Para mim foi impagável contemplar a cara arrogante do motorista se desfazendo em dois momentos específicos:
1-      Quando ele “ligou” para alguém da empresa e disse ter recebido ordens para baixar o elevador (embora eu até hoje não acredite nesta ligação);
2-      Perceber o tom de voz dele baixar quando o militar mais exaltado se aproximou.

“Bora respeitar o próximo né minha gente, porque o amanhã a Deus pertence”

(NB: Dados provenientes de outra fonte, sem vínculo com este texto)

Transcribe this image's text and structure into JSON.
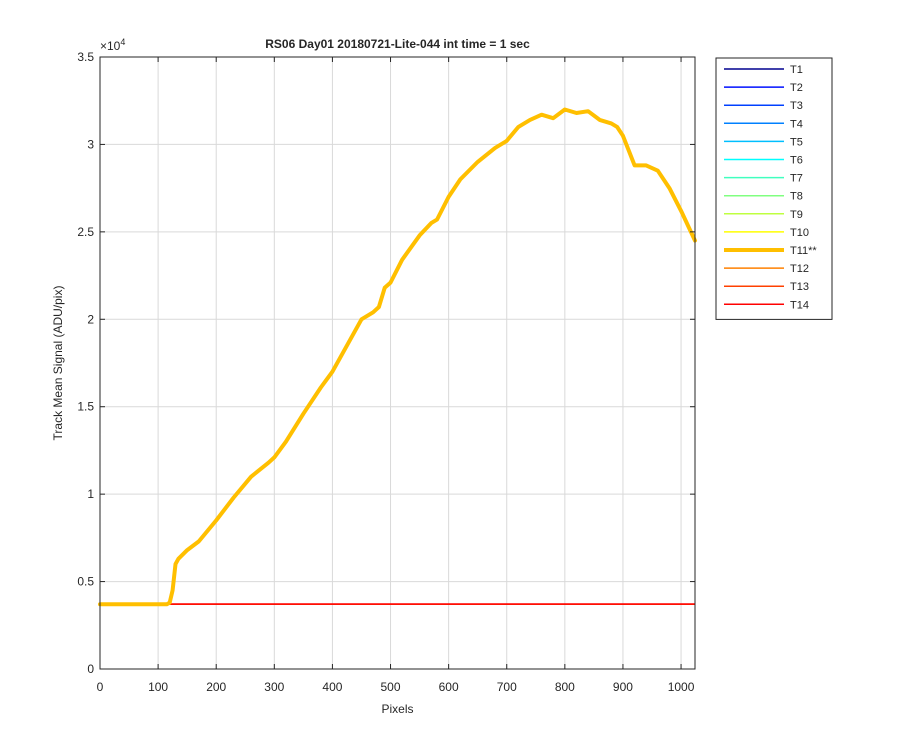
{
  "chart_data": {
    "type": "line",
    "title": "RS06 Day01 20180721-Lite-044 int time = 1 sec",
    "xlabel": "Pixels",
    "ylabel": "Track Mean Signal (ADU/pix)",
    "xlim": [
      0,
      1024
    ],
    "ylim": [
      0,
      35000
    ],
    "x_ticks": [
      0,
      100,
      200,
      300,
      400,
      500,
      600,
      700,
      800,
      900,
      1000
    ],
    "y_ticks": [
      0,
      0.5,
      1,
      1.5,
      2,
      2.5,
      3,
      3.5
    ],
    "y_exponent_label": "×10",
    "y_exponent_power": "4",
    "grid": true,
    "legend_position": "outside-right",
    "baseline_series": [
      {
        "name": "T1",
        "color": "#00008f",
        "value": 3700
      },
      {
        "name": "T2",
        "color": "#0010ff",
        "value": 3700
      },
      {
        "name": "T3",
        "color": "#0040ff",
        "value": 3700
      },
      {
        "name": "T4",
        "color": "#0080ff",
        "value": 3700
      },
      {
        "name": "T5",
        "color": "#00bfff",
        "value": 3700
      },
      {
        "name": "T6",
        "color": "#00ffff",
        "value": 3700
      },
      {
        "name": "T7",
        "color": "#40ffbf",
        "value": 3700
      },
      {
        "name": "T8",
        "color": "#80ff80",
        "value": 3700
      },
      {
        "name": "T9",
        "color": "#bfff40",
        "value": 3700
      },
      {
        "name": "T10",
        "color": "#ffff00",
        "value": 3700
      },
      {
        "name": "T12",
        "color": "#ff8000",
        "value": 3700
      },
      {
        "name": "T13",
        "color": "#ff4000",
        "value": 3700
      },
      {
        "name": "T14",
        "color": "#ff0000",
        "value": 3720
      }
    ],
    "highlight_series": {
      "name": "T11**",
      "color": "#ffbf00",
      "x": [
        0,
        100,
        115,
        120,
        125,
        130,
        135,
        150,
        170,
        200,
        230,
        260,
        290,
        300,
        320,
        350,
        380,
        400,
        420,
        450,
        470,
        480,
        490,
        500,
        520,
        550,
        570,
        580,
        600,
        620,
        650,
        680,
        700,
        720,
        740,
        760,
        780,
        800,
        820,
        840,
        860,
        880,
        890,
        900,
        920,
        940,
        960,
        980,
        1000,
        1024
      ],
      "y": [
        3700,
        3700,
        3700,
        3800,
        4500,
        6000,
        6300,
        6800,
        7300,
        8500,
        9800,
        11000,
        11800,
        12100,
        13000,
        14600,
        16100,
        17000,
        18200,
        20000,
        20400,
        20700,
        21800,
        22100,
        23400,
        24800,
        25500,
        25700,
        27000,
        28000,
        29000,
        29800,
        30200,
        31000,
        31400,
        31700,
        31500,
        32000,
        31800,
        31900,
        31400,
        31200,
        31000,
        30500,
        28800,
        28800,
        28500,
        27500,
        26200,
        24500
      ]
    }
  }
}
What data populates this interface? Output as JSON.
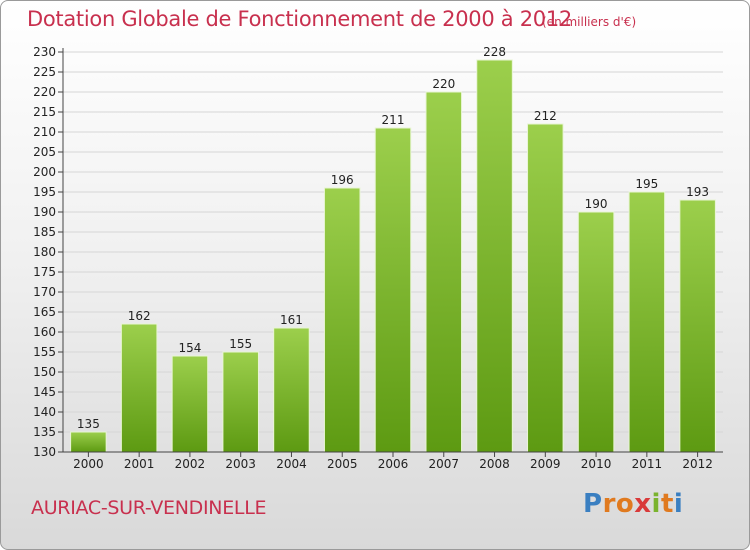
{
  "header": {
    "title": "Dotation Globale de Fonctionnement de 2000 à 2012",
    "subtitle": "(en milliers d'€)"
  },
  "footer": {
    "place": "AURIAC-SUR-VENDINELLE",
    "logo": {
      "letters": [
        "P",
        "r",
        "o",
        "x",
        "i",
        "t",
        "i"
      ],
      "colors": [
        "#3a7fc1",
        "#e07a1f",
        "#e07a1f",
        "#d93a3a",
        "#7ab32e",
        "#e07a1f",
        "#3a7fc1"
      ]
    }
  },
  "colors": {
    "bar_top": "#9ccf4c",
    "bar_bottom": "#5d9a12",
    "bar_edge": "#e8f5d4",
    "grid": "#d6d6d6",
    "accent": "#c8304e"
  },
  "chart_data": {
    "type": "bar",
    "categories": [
      "2000",
      "2001",
      "2002",
      "2003",
      "2004",
      "2005",
      "2006",
      "2007",
      "2008",
      "2009",
      "2010",
      "2011",
      "2012"
    ],
    "values": [
      135,
      162,
      154,
      155,
      161,
      196,
      211,
      220,
      228,
      212,
      190,
      195,
      193
    ],
    "value_labels": [
      "135",
      "162",
      "154",
      "155",
      "161",
      "196",
      "211",
      "220",
      "228",
      "212",
      "190",
      "195",
      "193"
    ],
    "y_ticks": [
      "130",
      "135",
      "140",
      "145",
      "150",
      "155",
      "160",
      "165",
      "170",
      "175",
      "180",
      "185",
      "190",
      "195",
      "200",
      "205",
      "210",
      "215",
      "220",
      "225",
      "230"
    ],
    "ylim": [
      130,
      230
    ],
    "grid": true
  }
}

Dizeres explicativos para o uso do equipamento

Símbolo Universal da Acessibilidade



2 comments:

  1. Amiga, lembro da raiva que senti e de todos os detalhes que contou acima: eu argumentando, agarrada na porta pra ele não ir embora... e lembro também que o que mais me impressionou naquele senhor foi a falta de humanidade que apresentou. Depois de tudo, me senti orgulhosa por ter lutado por você aquele dia! Parabéns mais uma vez pelo ótimo texto!!!

    ResponderExcluir
  2. Ah, amiga, lembro todas as noites, quando íamos embora do trabalho, eu ficava contigo no ponto pra irmos embora juntas. Lembro de todos os perrengues que você passou e lembro de toda a raiva que senti a cada problema. Quando vc diz que isso acontece todo dia, fui testemunha e digo: acontece mesmo! Não é só uma, duas, três vezes. É todo santo dia! Se eu já perco a paciência, imagino você! Contar com a bondade, boa vontade e gentileza das pessoas pra uma coisa que é seu DIREITO é fogo!
    Empatia, é o que mais falta nessas pessoas.
    E bora fazer trabalho de formiguinha!